Examples: your startup probably has more Infra/DevOps engineers than a startup of the equivalent size had Sysadmins in the pre-cloud era. CRUD apps becoming easy to make with better tools led to a Cambrian Explosion of people writing CRUD apps.
Usually improvements to the craft of software engineering have been via better tools and languages. In the instance of the LLM-assisted coding world, we have given up on the idea of inventing a better programming language and have instead decided we can’t do any better and are using non-deterministic macro expansion/copy-paste agents in the form of LLM-enabled development tools.
This would be like C never taking off because someone invented a better assembly macro processor, or Python/Ruby/etc never taking off because we never trusted the interpreters to get memory management right on our behalf. We have always come to trust the abstractions below us, we didn’t stop where we were because we didn’t think things could be easier.
We’re just asking an LLM to write more and more code at the same abstraction level, rather than find an appropriate way of expressing these computing concepts in a better way. C compilers wrote mountains of assembly, but did it deterministically and hid the details from us with an abstraction layer. Python interpreters run massive amounts of C under the hood (also deterministically), but as a developer you’re shielded from the runtime through abstractions. Decent web frameworks never expose raw TCP sockets to developers. We used to climb the mountain, not make camp halfway up and decide this was high enough.
How LLMs are Sold
We had “agentic” software before, it was just called “computer programs” or sometimes “automations” or “APIs” or “integrations” or “cronjobs.” The generic term “AI” was hijacked to represent LLMs and only LLMs, and the terms for traditional software were unnecessarily thrown away for a new set of terms for the same thing. There is so much marketing baked into the terminology. We’ve gone from arguing the virtues of the thing to arguing based on pure enthusiasm for the thing.
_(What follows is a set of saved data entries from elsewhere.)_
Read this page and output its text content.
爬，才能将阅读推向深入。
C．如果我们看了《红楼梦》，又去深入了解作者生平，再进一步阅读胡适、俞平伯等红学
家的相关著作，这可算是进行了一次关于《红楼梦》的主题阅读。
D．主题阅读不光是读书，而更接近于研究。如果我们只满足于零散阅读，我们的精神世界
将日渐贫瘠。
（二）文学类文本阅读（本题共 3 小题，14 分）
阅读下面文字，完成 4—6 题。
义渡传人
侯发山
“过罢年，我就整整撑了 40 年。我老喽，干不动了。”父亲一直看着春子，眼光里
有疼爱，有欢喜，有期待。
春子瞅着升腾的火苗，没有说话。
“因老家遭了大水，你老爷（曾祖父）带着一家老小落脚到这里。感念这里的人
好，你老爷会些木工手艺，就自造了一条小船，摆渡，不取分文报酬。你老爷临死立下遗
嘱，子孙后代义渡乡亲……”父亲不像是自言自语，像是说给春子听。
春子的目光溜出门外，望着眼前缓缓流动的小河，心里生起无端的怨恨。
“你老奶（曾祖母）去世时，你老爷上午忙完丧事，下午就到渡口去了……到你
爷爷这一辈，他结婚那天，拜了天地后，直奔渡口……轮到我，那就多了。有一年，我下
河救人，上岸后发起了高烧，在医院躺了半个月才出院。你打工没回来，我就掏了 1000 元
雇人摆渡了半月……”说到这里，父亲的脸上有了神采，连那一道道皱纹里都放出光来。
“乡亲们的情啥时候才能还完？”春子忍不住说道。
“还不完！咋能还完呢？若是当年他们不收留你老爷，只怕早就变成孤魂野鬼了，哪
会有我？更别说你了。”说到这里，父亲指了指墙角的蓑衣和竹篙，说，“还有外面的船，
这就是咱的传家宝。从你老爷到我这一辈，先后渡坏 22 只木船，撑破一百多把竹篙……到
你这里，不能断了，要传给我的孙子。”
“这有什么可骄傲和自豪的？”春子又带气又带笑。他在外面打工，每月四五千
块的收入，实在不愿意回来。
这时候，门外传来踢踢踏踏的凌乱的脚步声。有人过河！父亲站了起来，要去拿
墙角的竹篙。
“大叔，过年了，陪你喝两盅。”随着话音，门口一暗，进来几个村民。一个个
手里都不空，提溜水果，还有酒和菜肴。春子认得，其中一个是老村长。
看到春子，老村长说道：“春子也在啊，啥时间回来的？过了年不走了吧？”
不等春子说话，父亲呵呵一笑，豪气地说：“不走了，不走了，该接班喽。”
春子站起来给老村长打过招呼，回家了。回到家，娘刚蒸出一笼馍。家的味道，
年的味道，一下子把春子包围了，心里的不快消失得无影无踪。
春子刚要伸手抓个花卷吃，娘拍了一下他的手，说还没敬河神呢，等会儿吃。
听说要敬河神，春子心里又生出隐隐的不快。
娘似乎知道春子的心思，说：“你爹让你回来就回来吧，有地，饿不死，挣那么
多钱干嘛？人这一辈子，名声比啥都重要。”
I’ll say this is my least objective or reasonable prong critiquing LLMs as they are currently practiced, but the strongest one I go to when asked what I think about LLMs: cheerleaders are fucking annoying, and FOMO is not a good reason to do something. When I hear ridiculously stupid, not-backed-up-by-evidence claims about what LLMs can and will do I immediately knee-jerk block the person for being so stupid. The people who know the least about what they are talking about are being the loudest.
Conclusion
I pose the following questions (the answer to some of these are unequivocally yes, but they are still important to keep in mind):
- Are LLMs, in general, an improvement to what was there before?
- Are LLMs, in your specific cases, worth the financial cost?
- Will they be worth it at 2x the cost?
- 10x?
- Are the benefits of LLMs worth the social cost?
- Are you willing and able to live in a world in which creative work is impacted in a transformatively negative way?
- Are you able to look to your friends and peers and tell them that anything they produce in written form belongs as a contribution to the public good without compensation?
- Doubly so: that private companies can use their work for a private good without compensation?
- Do LLMs make coding better, or just different?
- Are you actually more productive using an LLM agent to code, or is it just novel?
- Are you aware of what you are giving up in terms of control and understanding when yielding control to an LLM?
- Are you willing to give up that understanding and control long-term?
- Are you willing to take personal responsibility for code you did not personally write?
- Are you willing to take the risk that generated code derived from models trained on incompatibly-licensed code may taint your codebase?
You may come to the conclusion that yes, LLMs are worth it. That’s fine. I just hope you went though a process of thought and introspection and considered the pros and cons of the technology before loudly and enthusiastically adopting them into your life.